Why doesn't NLTK wn.all_synsets() function in wordnet return a list of synsets?

Question

I code for the question:

What percentage of noun synsets have no hyponyms? You can get all noun synsets using wn.all_synsets('n').

Here is my code:

import nltk
from nltk.corpus import wordnet as wn

all_noun = wn.all_synsets('n')
print(all_noun)
print(wn.all_synsets('n'))
all_num = len(set(all_noun))
noun_have_hypon = [word for word in wn.all_synsets('n') if len(word.hyponyms()) >= 1]
noun_have_num = len(noun_have_hypon)
print('There are %d nouns, and %d nouns without hyponyms, the percentage is %f' %
  (all_num, noun_have_num, (all_num-noun_have_num)/all_num*100))

when I run this code, the output is

<generator object all_synsets at 0x10927b1b0>

<generator object all_synsets at 0x10e6f0bd0>

There are 82115 nouns, and 16693 nouns without hyponyms, the percentage is 79.671193

but if change

noun_have_hypon = [word for word in wn.all_synsets('n') if len(word.hyponyms()) >= 1]

to

noun_have_hypon = [word for word in all_noun if len(word.hyponyms()) >= 1]

the output changes to

<generator object all_synsets at 0x10917b1b0>

<generator object all_synsets at 0x10e46aab0>

There are 82115 nouns, and 0 nouns without hyponyms, the percentage is 100.000000

why the two answers don't equal even though all_noun = wn.all_synsets('n'), and what's the meaning of 0x10927b1b0 & 0x10e6f0bd0?

Answer 1

It has little to do with NLTK but more of the difference between Generator Expressions vs. List Comprehension.

Let's go through a small example:

First, let's create a function that returns a simple list:

>>> def some_func_that_returns_a_list():
...     list_to_be_returned = []
...     for i in range(10):
...             list_to_be_returned.append(i)
...     return list_to_be_returned
... 
>>> some_func_that_returns_a_list()
[0, 1, 2, 3, 4, 5, 6, 7, 8, 9]

Note that in the some_func_that_returns_a_list() function, a list needs to be created and values to be put in before the functions returns to the place in the code that calls it.

Similarly, we can use a generator to achieve the same list that needs to be return, but it's a little different since it's using the yield keyword:

>>> def some_func_that_returns_a_generator():
...     for i in range(10):
...             yield i
... 
>>> 

Note that in the function there are no instantiation of a list to be returned.

And when you try to call the function:

>>>some_func_that_returns_a_generator()
<generator object some_func_that_returns_a_generator at 0x7f312719a780>

You receive a string representation of the generator, i.e. just something that describes the function.

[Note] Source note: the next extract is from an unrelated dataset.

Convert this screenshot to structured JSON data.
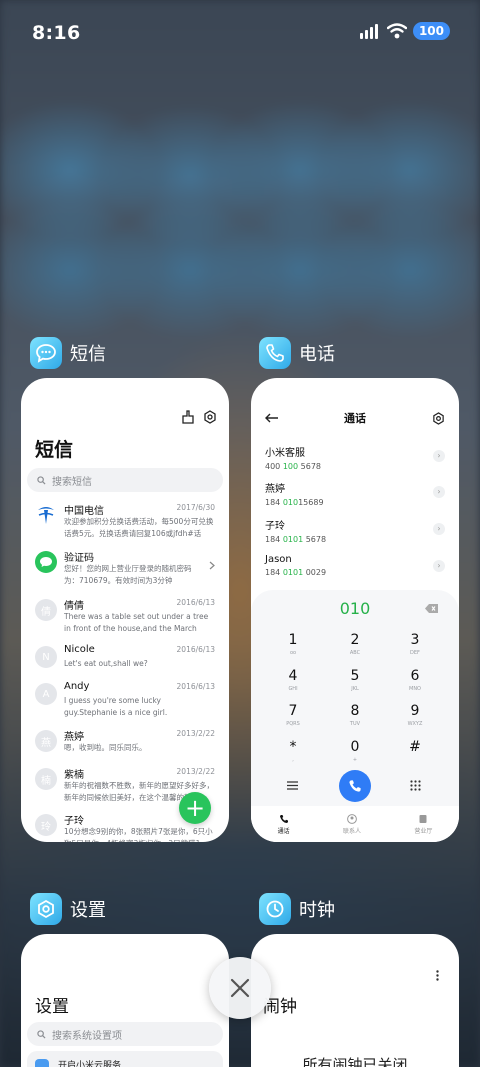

At this point, there is no values instantiated and the generator's pointer, it is should be smaller than the function that instantiates a list:

>>> import sys
>>> sys.getsizeof(some_func_that_returns_a_generator())
80
>>> sys.getsizeof(some_func_that_returns_a_list())
200

Since generator don't instantiate the values of the resulting list you need, it just pops out the items that is being yield one at a time, you need to "manually" loop through generator to get the list, e.g.:

>>> list(some_func_that_returns_a_generator())
[0, 1, 2, 3, 4, 5, 6, 7, 8, 9]
>>> [i for i in some_func_that_returns_a_generator()]
[0, 1, 2, 3, 4, 5, 6, 7, 8, 9]

But in this case, it's creating the list "on-the-fly" and if you're not going to stop the list but to read the elements out one at a time, a generator would be advantageous (memory wise).

See also:

• https://pythontips.com/2013/09/29/the-python-yield-keyword-explained/
• What does the "yield" keyword do in Python?
• Generator Expressions vs. List Comprehension

---

So in the case of NLTK wn.all_synsets() WordNet API, you can simply do something like:

>>> from nltk.corpus import wordnet as wn
>>> nouns_in_wordnet = list(wn.all_synsets('n'))

But do note that, it will save the whole list of Synsets that are nouns in memory.

And if you want to filter the nouns with more than 1 hypernym, you can avoid instantiating a full list of nouns by using the filter() function:

>>> filter(lambda ss: len(ss.hypernyms()) > 0, wn.all_synsets('n'))

Finally to count it "on-the-fly" without storing the Synsets in memory, you can do:

>>> len(filter(lambda ss: len(ss.hypernyms()) > 0, wn.all_synsets('n')))
74389

or less verbosely:

>>> sum(1 for ss in wn.all_synsets('n') if len(ss.hypernyms()) > 0)
74389

But most likely, you would like to access the Synsets, so you might be looking for:

>>> nouns_with_hyper = filter(lambda ss: len(ss.hypernyms()) > 0, wn.all_synsets('n'))
>>> len(nouns_with_hyper)
74389